Rechtsanwalt Oliver Ebert gibt Ihnen in der Diabetes-Journal-Rubrik Rechteck Antworten auf rechtliche und soziale Fragen rund um das Thema Diabetes.

Frage:

Unsere Tochter, geb. 12.04.2007, hat seit Febr. 2014 Diabetes Typ 1. Am 12.03.2017 haben wir Antrag auf Schwerbehindertenausweis gestellt, das Versorgungsamt hat dann einen Feststellungsbescheid mit dem Merkzeichen H und 40 Prozent GdB erlassen. Hiergegen haben wir Widerspruch eingelegt, der ebenfalls abgelehnt wurde.

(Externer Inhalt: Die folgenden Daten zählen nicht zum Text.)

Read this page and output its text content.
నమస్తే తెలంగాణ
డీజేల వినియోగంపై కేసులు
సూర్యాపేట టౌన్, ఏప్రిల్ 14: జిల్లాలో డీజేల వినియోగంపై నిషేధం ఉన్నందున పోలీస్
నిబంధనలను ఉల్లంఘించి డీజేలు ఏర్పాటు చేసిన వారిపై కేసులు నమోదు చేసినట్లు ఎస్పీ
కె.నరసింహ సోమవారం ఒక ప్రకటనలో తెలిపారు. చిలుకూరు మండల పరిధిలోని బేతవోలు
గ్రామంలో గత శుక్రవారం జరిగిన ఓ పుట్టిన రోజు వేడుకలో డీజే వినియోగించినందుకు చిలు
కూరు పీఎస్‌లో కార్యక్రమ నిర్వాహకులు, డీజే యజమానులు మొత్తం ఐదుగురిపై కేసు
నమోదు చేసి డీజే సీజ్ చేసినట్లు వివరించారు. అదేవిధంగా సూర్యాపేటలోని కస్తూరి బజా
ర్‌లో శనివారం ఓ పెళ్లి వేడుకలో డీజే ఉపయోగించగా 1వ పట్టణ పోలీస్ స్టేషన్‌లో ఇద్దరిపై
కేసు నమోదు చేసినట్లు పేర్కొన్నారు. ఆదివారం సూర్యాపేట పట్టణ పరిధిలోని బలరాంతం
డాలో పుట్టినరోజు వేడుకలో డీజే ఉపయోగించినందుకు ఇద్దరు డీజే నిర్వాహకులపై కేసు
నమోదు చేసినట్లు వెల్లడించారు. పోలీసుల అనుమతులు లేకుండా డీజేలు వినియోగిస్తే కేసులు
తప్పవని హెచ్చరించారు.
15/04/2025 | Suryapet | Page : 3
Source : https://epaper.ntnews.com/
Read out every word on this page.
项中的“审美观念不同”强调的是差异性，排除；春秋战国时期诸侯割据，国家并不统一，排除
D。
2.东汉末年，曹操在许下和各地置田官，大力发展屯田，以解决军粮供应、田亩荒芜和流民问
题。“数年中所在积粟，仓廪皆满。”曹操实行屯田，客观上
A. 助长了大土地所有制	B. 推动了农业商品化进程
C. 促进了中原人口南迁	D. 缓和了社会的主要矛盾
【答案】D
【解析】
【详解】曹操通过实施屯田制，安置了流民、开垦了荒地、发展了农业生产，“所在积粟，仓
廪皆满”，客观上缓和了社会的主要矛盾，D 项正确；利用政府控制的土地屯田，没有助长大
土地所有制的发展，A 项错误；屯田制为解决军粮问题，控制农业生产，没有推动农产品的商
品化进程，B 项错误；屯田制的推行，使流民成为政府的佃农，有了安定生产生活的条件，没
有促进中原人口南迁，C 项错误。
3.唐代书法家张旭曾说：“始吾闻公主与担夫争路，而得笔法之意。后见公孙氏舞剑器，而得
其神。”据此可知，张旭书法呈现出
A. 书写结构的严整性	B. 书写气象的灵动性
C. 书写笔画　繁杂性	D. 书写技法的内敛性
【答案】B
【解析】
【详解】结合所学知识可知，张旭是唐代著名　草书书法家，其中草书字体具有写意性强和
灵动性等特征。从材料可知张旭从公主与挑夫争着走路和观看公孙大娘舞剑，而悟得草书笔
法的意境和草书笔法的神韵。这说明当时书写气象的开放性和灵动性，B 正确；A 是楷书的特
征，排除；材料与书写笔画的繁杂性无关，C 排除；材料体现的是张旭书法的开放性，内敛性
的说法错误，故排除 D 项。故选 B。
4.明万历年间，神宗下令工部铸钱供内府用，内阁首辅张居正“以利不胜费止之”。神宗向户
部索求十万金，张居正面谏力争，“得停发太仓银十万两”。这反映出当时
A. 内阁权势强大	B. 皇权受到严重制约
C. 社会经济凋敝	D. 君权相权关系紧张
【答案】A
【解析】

Nun sind wir vor dem Sozialgericht, dort geht es aber irgendwie nicht weiter. Der Richter will nur unsere Hausärztin anhören, wir halten aber eine Fachklinik für Diabetes als besser zuständig für ein Gutachten. Was können wir noch tun, bitte helfen sie uns, dass wir zu unserem Recht kommen?

Erika W.


Antwort von Oliver Ebert:

So einfach ist die Sachlage leider nicht. Sie hatten ja geschrieben, dass bereits ein GdB 40 sowie das Merkzeichen H festgestellt wurde. Nach den derzeit geltenden Bestimmungen kommt ein Grad der Behinderung (GdB) von 50 nur in Betracht bei

“an Diabetes erkrankten Menschen, die eine Insulintherapie mit täglich mindestens vier Insulininjektionen durchführen, wobei die Insulindosis in Abhängigkeit vom aktuellen Blutzucker, der folgenden Mahlzeit und der körperlichen Belastung selbständig variiert werden muss, und durch erhebliche Einschnitte gravierend in der Lebensführung beeinträchtigt sind”.

Der mit der Therapie (Messen, Spritzen, Nahrungskontrolle) einhergehende Aufwand reicht allein also nicht aus, es müssen daher noch gravierende Einschränkungen bei der Teilhabe im Alltagsleben hinzukommen. Die Rechtsprechung ist hier auch zunehmend streng, denn der Diabetes wird im Vergleich zu anderen Krankheiten ohnehin sehr hoch eingestuft: Für den Verlust eines Auges wird beispielsweise nur ein GdB 30 festgestellt.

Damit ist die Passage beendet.